On weekends, syndicated public radio programs are heard until 11 AM, then local music programs air for the rest of the day and evening. Music variety programs include Ann Delisi's Essential Music, Rob Reinhart's Essential Music, Segues with Ralph Valdez, Modern Music with Jon Moshier, and Acoustic Café (a syndicated program by WDET host Rob Reinhart). Programs specializing in hip-hop, electronica, rhythm and blues, world music, and dream pop can also be heard.

====Detroit Radio Information Service====
The Detroit Radio Information Service (DRIS) broadcasts on a subcarrier of WDET. People with visual impairments use a special receiver loaned to them by the station to hear local news read by volunteers. The frequency also carries a national program of readings from newspapers such as the New York Times and Wall Street Journal.

==Studios==
In May 1960, WDET began broadcasting from the 15th floor of the Maccabees Building near the Wayne State University campus. Their new studio had previously been used by WXYZ radio. The cramped space, named Back Alley Studios, was too small to house the management staff. They worked from an old house on campus.

The broadcast facilities in the Maccabees Building were considered "unhealthy and dangerous" and the station began planning improvements.
On November 29 1985, the studio was damaged by an electrical fire and thousands of records were destroyed. The studio was cleaned and repaired, and the station was off the air for less than a day. A new studio was custom-built on the first floor of 6001 Cass Ave and it became WDET's home in September 1987.

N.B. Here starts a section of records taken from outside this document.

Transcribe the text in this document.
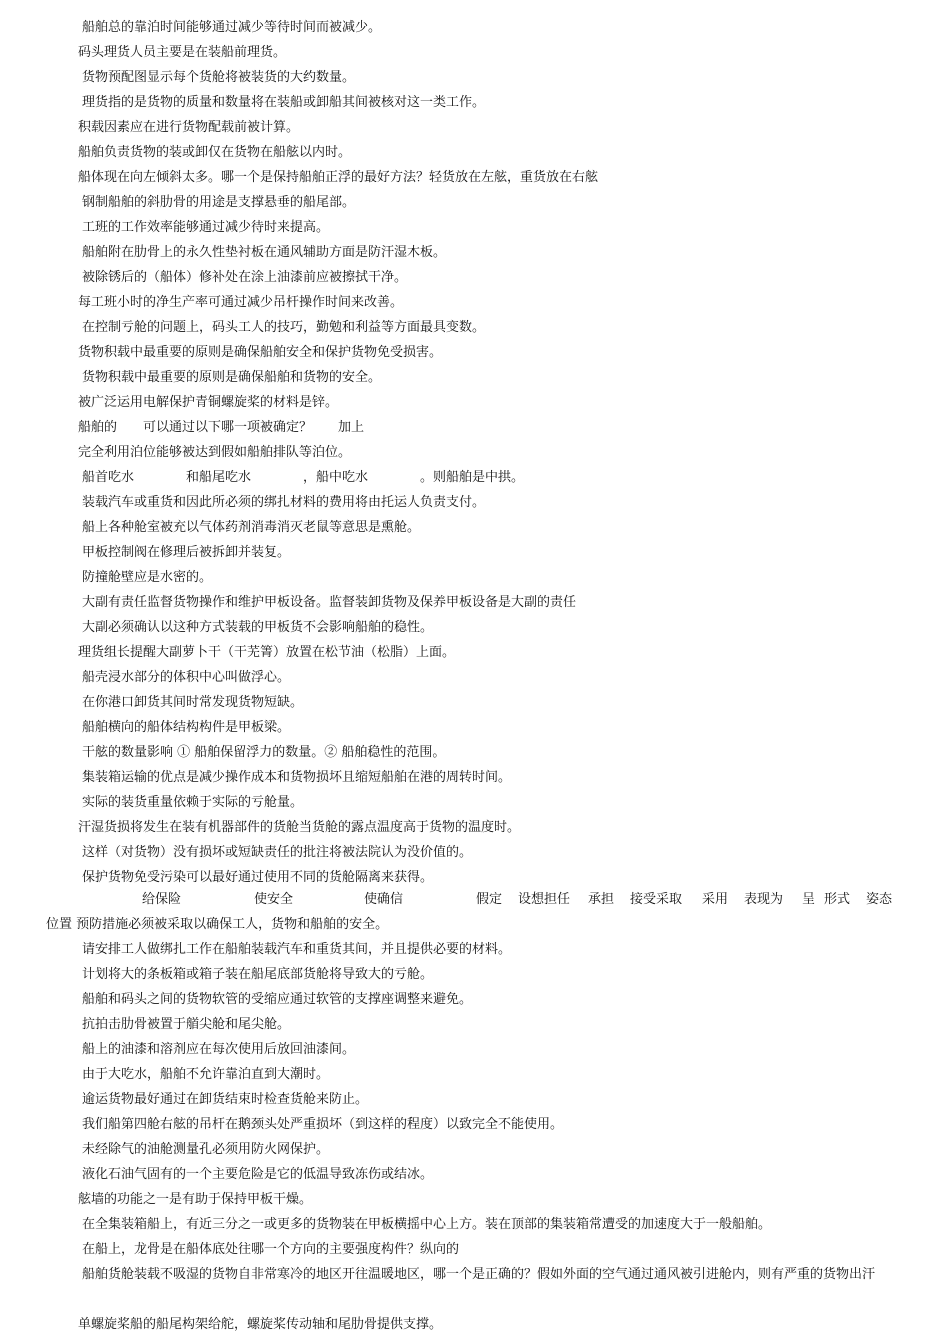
船舶总的靠泊时间能够通过减少等待时间而被减少。
码头理货人员主要是在装船前理货。
货物预配图显示每个货舱将被装货的大约数量。
理货指的是货物的质量和数量将在装船或卸船其间被核对这一类工作。
积载因素应在进行货物配载前被计算。
船舶负责货物的装或卸仅在货物在船舷以内时。
船体现在向左倾斜太多。哪一个是保持船舶正浮的最好方法？轻货放在左舷，重货放在右舷
钢制船舶的斜肋骨的用途是支撑悬垂的船尾部。
工班的工作效率能够通过减少待时来提高。
船舶附在肋骨上的永久性垫衬板在通风辅助方面是防汗湿木板。
被除锈后的（船体）修补处在涂上油漆前应被擦拭干净。
每工班小时的净生产率可通过减少吊杆操作时间来改善。
在控制亏舱的问题上，码头工人的技巧，勤勉和利益等方面最具变数。
货物积载中最重要的原则是确保船舶安全和保护货物免受损害。
货物积载中最重要的原则是确保船舶和货物的安全。
被广泛运用电解保护青铜螺旋桨的材料是锌。
船舶的　　可以通过以下哪一项被确定？　　加上
完全利用泊位能够被达到假如船舶排队等泊位。
船首吃水　　　　和船尾吃水　　　　，船中吃水　　　　。则船舶是中拱。
装载汽车或重货和因此所必须的绑扎材料的费用将由托运人负责支付。
船上各种舱室被充以气体药剂消毒消灭老鼠等意思是熏舱。
甲板控制阀在修理后被拆卸并装复。
防撞舱壁应是水密的。
大副有责任监督货物操作和维护甲板设备。监督装卸货物及保养甲板设备是大副的责任
大副必须确认以这种方式装载的甲板货不会影响船舶的稳性。
理货组长提醒大副萝卜干（干芜箐）放置在松节油（松脂）上面。
船壳浸水部分的体积中心叫做浮心。
在你港口卸货其间时常发现货物短缺。
船舶横向的船体结构构件是甲板梁。
干舷的数量影响 ① 船舶保留浮力的数量。② 船舶稳性的范围。
集装箱运输的优点是减少操作成本和货物损坏且缩短船舶在港的周转时间。
实际的装货重量依赖于实际的亏舱量。
汗湿货损将发生在装有机器部件的货舱当货舱的露点温度高于货物的温度时。
这样（对货物）没有损坏或短缺责任的批注将被法院认为没价值的。
保护货物免受污染可以最好通过使用不同的货舱隔离来获得。
给保险	使安全	使确信	假定	设想担任	承担	接受采取	采用	表现为	呈 形式	姿态
位置 预防措施必须被采取以确保工人，货物和船舶的安全。
请安排工人做绑扎工作在船舶装载汽车和重货其间，并且提供必要的材料。
计划将大的条板箱或箱子装在船尾底部货舱将导致大的亏舱。
船舶和码头之间的货物软管的受缩应通过软管的支撑座调整来避免。
抗拍击肋骨被置于艏尖舱和尾尖舱。
船上的油漆和溶剂应在每次使用后放回油漆间。
由于大吃水，船舶不允许靠泊直到大潮时。
逾运货物最好通过在卸货结束时检查货舱来防止。
我们船第四舱右舷的吊杆在鹅颈头处严重损坏（到这样的程度）以致完全不能使用。
未经除气的油舱测量孔必须用防火网保护。
液化石油气固有的一个主要危险是它的低温导致冻伤或结冰。
舷墙的功能之一是有助于保持甲板干燥。
在全集装箱船上，有近三分之一或更多的货物装在甲板横摇中心上方。装在顶部的集装箱常遭受的加速度大于一般船舶。
在船上，龙骨是在船体底处往哪一个方向的主要强度构件？纵向的
船舶货舱装载不吸湿的货物自非常寒冷的地区开往温暖地区，哪一个是正确的？假如外面的空气通过通风被引进舱内，则有严重的货物出汗
单螺旋桨船的船尾构架给舵，螺旋桨传动轴和尾肋骨提供支撑。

WDET's antenna remained attached to the tower atop the Maccabees Building, which was then owned by Detroit Public Schools Community District. When the antenna began to fail, the university claimed that the tower's condition was too poor to hang a new antenna on. The dispute over who would pay to repair the tower was ultimately resolved when WDET chose to build its own tower. In 1995, WDET began using its new tower on Canfield Street. Nearby, the new University Towers residence hall would house the station's new studios, opening around summer 1996.

==Broadcast transmitter==
WDET transmits from a tower at 554 feet (169 meters) in height above average terrain (HAAT) near the intersection of Cass Avenue and Canfield Street near the Wayne State University campus. WDET broadcasts with an effective radiated power (ERP) of 48,000 watts, so it is grandfathered at slightly more power than would be permitted today in the Detroit area, for its HAAT. According to the FCC, the same antenna height setup if being newly licensed today would only be allotted 39,000 watts.

A failed air conditioner damaged the transmitter during the summer of 2020. The backup transmitter had poor sound quality and a fundraising campaign was begun to replace the equipment. The Kresge Foundation helped fund the new transmitter (a Nautel GV30N) which went on the air in October 2021.